The carefree couple in this ad were out for a morning ride in their top fuel front-engine dragster* and saw a lonely little Yamaha Big bear sitting, unridden, by the side of the road.
"Hey, Winston," Trudy said, from her place in Winston's lap. "Look at that lonely little Yamaha big bear sitting, unridden by the side of the road!" Pull over and let's go claim it for ourselves! "Allrighty!" said Winston, now glad that he was wearing a Bobby Brady T-shirt and white jeans instead of something crazy like a fire suit.
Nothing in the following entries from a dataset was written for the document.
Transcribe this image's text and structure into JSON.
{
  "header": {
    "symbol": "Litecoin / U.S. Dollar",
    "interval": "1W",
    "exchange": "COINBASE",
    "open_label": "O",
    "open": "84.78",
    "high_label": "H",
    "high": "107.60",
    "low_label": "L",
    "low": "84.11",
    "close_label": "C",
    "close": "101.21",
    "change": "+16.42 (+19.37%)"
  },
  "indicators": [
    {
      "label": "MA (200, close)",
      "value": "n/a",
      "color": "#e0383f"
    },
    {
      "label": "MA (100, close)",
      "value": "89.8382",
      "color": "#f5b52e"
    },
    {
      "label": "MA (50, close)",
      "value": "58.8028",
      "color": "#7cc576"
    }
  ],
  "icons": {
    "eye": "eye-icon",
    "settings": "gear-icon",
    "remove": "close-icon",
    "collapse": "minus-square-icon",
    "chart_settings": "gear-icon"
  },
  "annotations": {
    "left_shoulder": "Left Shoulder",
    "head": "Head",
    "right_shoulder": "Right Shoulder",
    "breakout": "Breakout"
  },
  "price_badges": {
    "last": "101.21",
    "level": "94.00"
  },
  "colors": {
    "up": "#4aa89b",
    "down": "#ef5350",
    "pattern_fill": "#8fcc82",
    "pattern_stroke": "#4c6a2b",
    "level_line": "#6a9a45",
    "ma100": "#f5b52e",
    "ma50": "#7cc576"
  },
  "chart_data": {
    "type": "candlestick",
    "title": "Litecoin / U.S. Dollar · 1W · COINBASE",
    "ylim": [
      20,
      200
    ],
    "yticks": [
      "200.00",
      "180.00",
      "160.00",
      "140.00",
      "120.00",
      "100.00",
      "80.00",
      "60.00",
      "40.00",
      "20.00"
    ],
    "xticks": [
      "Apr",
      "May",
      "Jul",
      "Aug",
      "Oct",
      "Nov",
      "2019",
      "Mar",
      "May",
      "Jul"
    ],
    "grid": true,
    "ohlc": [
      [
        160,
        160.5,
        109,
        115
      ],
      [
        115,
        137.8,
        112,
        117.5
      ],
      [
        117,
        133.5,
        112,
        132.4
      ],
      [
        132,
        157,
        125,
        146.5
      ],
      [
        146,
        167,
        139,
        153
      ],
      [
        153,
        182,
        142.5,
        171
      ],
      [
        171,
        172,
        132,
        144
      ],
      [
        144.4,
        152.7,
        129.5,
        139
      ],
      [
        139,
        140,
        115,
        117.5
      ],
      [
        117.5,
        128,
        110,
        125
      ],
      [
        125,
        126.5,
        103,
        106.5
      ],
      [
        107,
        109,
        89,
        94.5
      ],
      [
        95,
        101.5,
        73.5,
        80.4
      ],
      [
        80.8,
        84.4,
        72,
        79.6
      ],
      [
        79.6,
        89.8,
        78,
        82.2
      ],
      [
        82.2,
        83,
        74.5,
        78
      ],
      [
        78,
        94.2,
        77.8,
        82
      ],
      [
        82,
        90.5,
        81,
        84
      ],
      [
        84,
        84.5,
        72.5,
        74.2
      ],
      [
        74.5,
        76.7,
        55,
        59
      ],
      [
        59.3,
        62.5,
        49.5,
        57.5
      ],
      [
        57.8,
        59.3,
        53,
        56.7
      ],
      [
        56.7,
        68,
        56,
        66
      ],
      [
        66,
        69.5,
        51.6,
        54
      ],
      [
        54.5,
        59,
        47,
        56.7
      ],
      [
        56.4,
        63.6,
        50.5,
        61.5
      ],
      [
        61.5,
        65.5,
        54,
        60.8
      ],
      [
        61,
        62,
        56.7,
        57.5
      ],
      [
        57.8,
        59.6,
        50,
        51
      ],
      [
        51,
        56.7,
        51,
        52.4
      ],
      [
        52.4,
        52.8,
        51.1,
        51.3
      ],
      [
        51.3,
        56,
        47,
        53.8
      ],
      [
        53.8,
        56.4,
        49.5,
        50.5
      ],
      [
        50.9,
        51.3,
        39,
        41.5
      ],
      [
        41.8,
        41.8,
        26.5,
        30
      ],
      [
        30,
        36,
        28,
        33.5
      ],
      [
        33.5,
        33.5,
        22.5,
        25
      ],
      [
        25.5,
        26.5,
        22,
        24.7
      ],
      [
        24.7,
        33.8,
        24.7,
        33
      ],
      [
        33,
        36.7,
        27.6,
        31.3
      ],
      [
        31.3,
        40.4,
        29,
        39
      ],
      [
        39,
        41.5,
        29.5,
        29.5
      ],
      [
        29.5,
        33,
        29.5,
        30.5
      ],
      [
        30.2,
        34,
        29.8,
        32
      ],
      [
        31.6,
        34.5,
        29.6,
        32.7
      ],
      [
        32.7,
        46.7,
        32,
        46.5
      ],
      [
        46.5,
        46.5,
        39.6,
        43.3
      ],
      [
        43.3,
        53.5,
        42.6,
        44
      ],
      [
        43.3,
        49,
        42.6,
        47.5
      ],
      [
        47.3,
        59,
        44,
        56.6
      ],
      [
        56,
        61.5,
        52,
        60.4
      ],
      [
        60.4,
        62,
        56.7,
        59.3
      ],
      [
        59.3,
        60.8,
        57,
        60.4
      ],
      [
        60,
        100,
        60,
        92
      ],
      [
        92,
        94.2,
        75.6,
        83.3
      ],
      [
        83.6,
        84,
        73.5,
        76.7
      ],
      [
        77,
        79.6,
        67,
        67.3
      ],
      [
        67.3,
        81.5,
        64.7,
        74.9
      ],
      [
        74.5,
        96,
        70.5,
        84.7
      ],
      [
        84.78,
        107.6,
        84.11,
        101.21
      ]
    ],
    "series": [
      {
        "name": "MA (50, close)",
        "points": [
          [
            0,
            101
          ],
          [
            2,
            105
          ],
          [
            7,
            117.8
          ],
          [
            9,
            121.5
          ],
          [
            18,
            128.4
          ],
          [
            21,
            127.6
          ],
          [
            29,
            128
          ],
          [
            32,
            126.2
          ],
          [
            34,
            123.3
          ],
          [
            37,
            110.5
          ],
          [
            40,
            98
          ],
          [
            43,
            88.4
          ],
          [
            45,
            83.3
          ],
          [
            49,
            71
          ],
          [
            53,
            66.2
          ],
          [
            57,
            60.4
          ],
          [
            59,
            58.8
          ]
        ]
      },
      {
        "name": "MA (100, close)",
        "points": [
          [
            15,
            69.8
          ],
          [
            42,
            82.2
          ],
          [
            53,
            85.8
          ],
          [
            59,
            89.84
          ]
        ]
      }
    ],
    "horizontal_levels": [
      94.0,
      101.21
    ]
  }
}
He'd look an awful goof riding the Yamaha with his girlfriend in sweaty Nomex.
They pulled over, re-packed the drag chute and engaged the parking brake (Safety first!). Then they trotted down the verge and their eyes drank in the sparkling chrome of the Big bear. "Wowee! Thirty and a half horsepower!" Winston said. "Are you sure you're up for this?" "What's the matter?" Trudy leered. "Afraid of a little speed?" "Winston puffed out his chest. "I'm not a-scared of no dumb old speed! Let's fire her up!"
And with that, Trudy and Winston met their Yamaha Big bear 305, their REAL speed demon, and they rode off into the morning of their dreams.
*Can you spot a design problem with these old-style dragsters, with the engine in front of the driver? They were sometimes called "slingshots". Do you see a potential problem with placing the 3000 hp motor, with its many flailing parts and explosion-prone clutch five feet in front of the driver's soft, fluid-filled head at speeds of roughly three hundred miles per hour? Correct! The big motor was hard to see around, making it hard for the driver to judge braking distance in heavy traffic, leading to many unnecessary rear-end fender benders on morning commutes. Well spotted.